Armstrong faleceu em 1971 aos 70 anos (mas achando que tinha 71, tudo bem, o enganaram desde a infância quanto à sua data de nascimento), mas Pops só foi lançada em 2009. Isso pode parecer muito tempo e nos faz pensar que, durante esse período, muito já havia sido escrito e dificilmente o trabalho de Teachout seja significativo. A verdade, porém, é que, no fim de sua carreira, Armstrong recebeu muitas críticas, soando ultrapassado para muitos, além de, claro, ter sido eternamente criticado por sua alegria no palco, parecendo uma espécie de 'fantoche dos brancos'. Então, logo depois de sua morte, apesar dos comentários sobre a importância de sua carreira, poucos se aventuraram a pesquisar e analisar sua obra. Em 1994, o surgimento da Queens College's Louis Armstrong Archive assumiu o papel de maior conservador público da memória de um músico de jazz, afinal lá estão gravações em estúdio, fotografias, partituras, além das dezenas de cadernos de anotações e documentos pessoais do músico - e, claro, cinco trompetes.

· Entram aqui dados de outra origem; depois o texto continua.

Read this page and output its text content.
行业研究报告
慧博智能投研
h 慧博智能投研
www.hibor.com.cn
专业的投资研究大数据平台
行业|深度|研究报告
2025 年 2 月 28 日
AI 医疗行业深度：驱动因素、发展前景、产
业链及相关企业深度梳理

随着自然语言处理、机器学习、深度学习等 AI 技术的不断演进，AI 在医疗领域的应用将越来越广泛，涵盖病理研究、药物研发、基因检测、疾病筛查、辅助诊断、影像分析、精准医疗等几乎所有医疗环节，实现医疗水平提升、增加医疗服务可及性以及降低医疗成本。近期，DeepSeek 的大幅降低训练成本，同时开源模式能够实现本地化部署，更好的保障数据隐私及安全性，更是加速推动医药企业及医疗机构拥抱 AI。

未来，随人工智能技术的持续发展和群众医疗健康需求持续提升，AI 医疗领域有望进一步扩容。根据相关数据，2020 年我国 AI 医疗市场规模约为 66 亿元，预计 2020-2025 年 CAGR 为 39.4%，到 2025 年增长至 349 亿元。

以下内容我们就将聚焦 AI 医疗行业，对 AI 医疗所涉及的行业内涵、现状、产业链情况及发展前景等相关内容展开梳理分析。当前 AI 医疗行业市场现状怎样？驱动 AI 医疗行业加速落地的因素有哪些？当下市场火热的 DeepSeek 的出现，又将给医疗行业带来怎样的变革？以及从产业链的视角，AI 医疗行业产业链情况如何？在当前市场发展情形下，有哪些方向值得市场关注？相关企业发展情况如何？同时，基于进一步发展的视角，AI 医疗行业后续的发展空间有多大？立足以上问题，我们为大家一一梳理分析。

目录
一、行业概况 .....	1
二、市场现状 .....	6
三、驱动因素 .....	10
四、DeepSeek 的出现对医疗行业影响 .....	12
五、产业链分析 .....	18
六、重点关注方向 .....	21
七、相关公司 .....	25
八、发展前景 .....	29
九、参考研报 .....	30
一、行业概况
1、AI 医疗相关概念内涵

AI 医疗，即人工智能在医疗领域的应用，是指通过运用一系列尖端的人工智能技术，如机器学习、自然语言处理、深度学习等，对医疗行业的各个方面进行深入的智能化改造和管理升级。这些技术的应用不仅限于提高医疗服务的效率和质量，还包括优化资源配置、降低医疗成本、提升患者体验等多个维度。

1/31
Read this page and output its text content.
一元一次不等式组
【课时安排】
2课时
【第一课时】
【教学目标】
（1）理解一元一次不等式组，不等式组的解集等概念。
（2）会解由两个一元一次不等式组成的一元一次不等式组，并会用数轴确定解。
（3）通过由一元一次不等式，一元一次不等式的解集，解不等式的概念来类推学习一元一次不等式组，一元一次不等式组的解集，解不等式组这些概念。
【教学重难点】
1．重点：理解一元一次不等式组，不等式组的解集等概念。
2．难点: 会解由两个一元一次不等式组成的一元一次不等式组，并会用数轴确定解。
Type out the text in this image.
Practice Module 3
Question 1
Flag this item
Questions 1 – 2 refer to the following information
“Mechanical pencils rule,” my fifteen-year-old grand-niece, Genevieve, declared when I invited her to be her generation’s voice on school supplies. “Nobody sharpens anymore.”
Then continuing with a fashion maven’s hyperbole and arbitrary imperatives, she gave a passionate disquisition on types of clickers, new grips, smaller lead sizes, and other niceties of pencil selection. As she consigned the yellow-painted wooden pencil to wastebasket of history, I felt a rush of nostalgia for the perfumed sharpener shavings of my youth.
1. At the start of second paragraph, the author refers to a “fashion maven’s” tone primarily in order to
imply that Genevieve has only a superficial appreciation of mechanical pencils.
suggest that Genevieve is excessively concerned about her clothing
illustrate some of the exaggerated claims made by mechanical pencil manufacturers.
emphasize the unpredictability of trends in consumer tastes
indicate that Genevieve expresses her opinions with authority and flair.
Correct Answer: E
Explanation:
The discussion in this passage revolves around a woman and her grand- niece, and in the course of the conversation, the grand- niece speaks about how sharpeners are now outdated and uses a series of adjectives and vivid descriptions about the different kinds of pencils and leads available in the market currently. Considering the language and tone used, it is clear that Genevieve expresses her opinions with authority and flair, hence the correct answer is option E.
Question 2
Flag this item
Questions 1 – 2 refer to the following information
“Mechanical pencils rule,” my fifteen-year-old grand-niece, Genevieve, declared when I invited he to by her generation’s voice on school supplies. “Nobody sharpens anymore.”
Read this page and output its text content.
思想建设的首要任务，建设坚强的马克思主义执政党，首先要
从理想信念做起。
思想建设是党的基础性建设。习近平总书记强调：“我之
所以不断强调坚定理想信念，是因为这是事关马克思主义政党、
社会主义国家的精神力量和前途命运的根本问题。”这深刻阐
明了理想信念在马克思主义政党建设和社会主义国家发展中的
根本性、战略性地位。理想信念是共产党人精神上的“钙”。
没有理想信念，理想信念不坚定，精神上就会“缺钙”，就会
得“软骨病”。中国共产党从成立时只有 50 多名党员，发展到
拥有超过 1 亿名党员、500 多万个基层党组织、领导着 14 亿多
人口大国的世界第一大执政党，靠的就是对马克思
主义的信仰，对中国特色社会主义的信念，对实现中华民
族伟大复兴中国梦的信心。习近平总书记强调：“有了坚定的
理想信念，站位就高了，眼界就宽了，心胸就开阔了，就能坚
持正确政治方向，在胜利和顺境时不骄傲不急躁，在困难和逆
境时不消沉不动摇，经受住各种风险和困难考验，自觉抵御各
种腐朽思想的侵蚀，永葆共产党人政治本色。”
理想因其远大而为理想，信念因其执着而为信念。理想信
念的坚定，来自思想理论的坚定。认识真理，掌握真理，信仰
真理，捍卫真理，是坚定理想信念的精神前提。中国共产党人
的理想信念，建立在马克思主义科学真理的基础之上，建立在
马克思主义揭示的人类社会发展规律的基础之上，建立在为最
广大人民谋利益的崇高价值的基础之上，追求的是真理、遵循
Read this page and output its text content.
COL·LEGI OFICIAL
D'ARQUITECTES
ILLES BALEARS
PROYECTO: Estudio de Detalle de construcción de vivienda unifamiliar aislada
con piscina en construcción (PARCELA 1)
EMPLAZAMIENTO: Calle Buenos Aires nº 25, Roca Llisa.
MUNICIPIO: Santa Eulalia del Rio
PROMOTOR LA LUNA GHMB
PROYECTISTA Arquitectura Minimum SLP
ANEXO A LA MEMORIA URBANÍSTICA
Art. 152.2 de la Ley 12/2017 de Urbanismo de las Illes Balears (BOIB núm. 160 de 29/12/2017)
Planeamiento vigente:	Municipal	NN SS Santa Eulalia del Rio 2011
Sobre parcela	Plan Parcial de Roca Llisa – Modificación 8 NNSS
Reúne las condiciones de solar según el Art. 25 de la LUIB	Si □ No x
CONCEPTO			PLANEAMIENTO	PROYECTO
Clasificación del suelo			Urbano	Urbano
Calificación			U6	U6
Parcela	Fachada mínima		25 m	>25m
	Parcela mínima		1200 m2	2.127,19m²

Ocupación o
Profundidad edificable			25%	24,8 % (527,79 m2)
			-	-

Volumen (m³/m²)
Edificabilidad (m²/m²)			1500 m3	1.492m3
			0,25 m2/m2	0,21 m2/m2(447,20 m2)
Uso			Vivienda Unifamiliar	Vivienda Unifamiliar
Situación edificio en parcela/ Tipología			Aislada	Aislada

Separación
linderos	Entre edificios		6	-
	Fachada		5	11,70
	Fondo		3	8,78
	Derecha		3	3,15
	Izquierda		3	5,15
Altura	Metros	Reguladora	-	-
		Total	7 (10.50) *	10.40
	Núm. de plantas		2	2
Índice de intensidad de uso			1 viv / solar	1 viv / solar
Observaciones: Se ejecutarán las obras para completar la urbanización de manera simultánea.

Ou seja, Teachout teve acesso a muito mais material do que biógrafos anteriores do músico, inclusive às fitas em que Armstrong gravava encontros com amigos e suas memórias, tornando Pops uma obra completa, já que traz citações da mídia, depoimentos de músicos que conviveram com ele e, claro, palavras do próprio músico (tiradas das anotações e das gravações). Não é à toa que cerca de 100 páginas no final do livro são dedicadas às referências, citadas por capítulos e com alguns comentários extras. Além de tudo, o biógrafo nos traz uma lista de 30 gravações essenciais do músico, a qual eu fiz a gentileza (para mim e para vocês) de transformar em playlist no YouTube (https://www.youtube.com/playlist?list=PLD_J7tFTN07vnsSCA2JtVjgCZIyPaEYof - Não há de quê!). Em resumo, para quem (como eu) não sabe nada sobre Louis Armstrong, o trabalho de Terry Teachout é uma aula - e não apenas sobre o músico em si ou sobre a história da música, mas também por nos trazer em detalhes a vida em um país segregado, onde um músico negro tocava em hotéis em que não poderia se hospedar e era proibido de usar o banheiro de alguns lugares (para não dizer que não era atendido em outros tantos). Não foi à toa que a alegria com que Armstrong tocava no palco e com a qual regia sua vida foi criticada por outros tantos artistas negros, mas ele tinha sua maneira de lutar contra isso:

"Anos atrás, eu estava tocando em uma cidadezinha de Lubbock, Texas, quando esse gato [termo usado por Louis, equivalente a 'cara'] branco me agarra no final do show - ele está cheio de uísque e problemas. Ele bate no meu peito e diz: 'Eu não gosto de pretos!'. Esses dois gatos que estavam comigo queriam usar a faca de cortar carne do Dia de Ação de Graças nesse cara. Mas eu disse: 'Não, deixem o homem falar. Por que você não gosta de nós, Pops [termo usado por Louis para se dirigir às pessoas, algo tão típico dele que se tornou título da biografia de Teachout]?' . E você acredita que o gato não conseguiu explicar? Então, ele se desculpa - chorando e se afastando... E adivinhe só: aquele fella [companheiro] e toda a sua família acabaram se tornando meus amigos! Sempre que eu ia a Lubbock, Texas, por muitos e muitos anos, eles recebiam e tratavam o velho Satchmo [apelido de Louis] como um rei." (p. 391-2)

Também vale lembrar que Armstrong tocou em bandas mistas por boa parte de sua vida, o que era proibido em alguns lugares dos Estados Unidos, impedindo assim a apresentação do 'melhor trompetista do mundo' (título que recebeu ainda jovem): "Essas pessoas que criam essas restrições [...] não sabem nada sobre música, não é nenhum crime gatos de qualquer cor se reunirem para tocar." (p.27). Outro marco foi a entrevista na qual chamou o presidente Einsenhower de 'duas caras' e 'covarde' por não decretar o fim da segregação racial nas escolas públicas do país. De sua forma, Satchmo provou que, com um sorriso no rosto e dedicação ao que se faz, também é possível lutar contra o preconceito. Como bem escreveu Teachout, "Confrontado pelas terríveis realidades do lugar e da época em que nasceu, ele não se afligiu, mas retribuiu ódio com amor e procurou a salvação no trabalho" (p.392).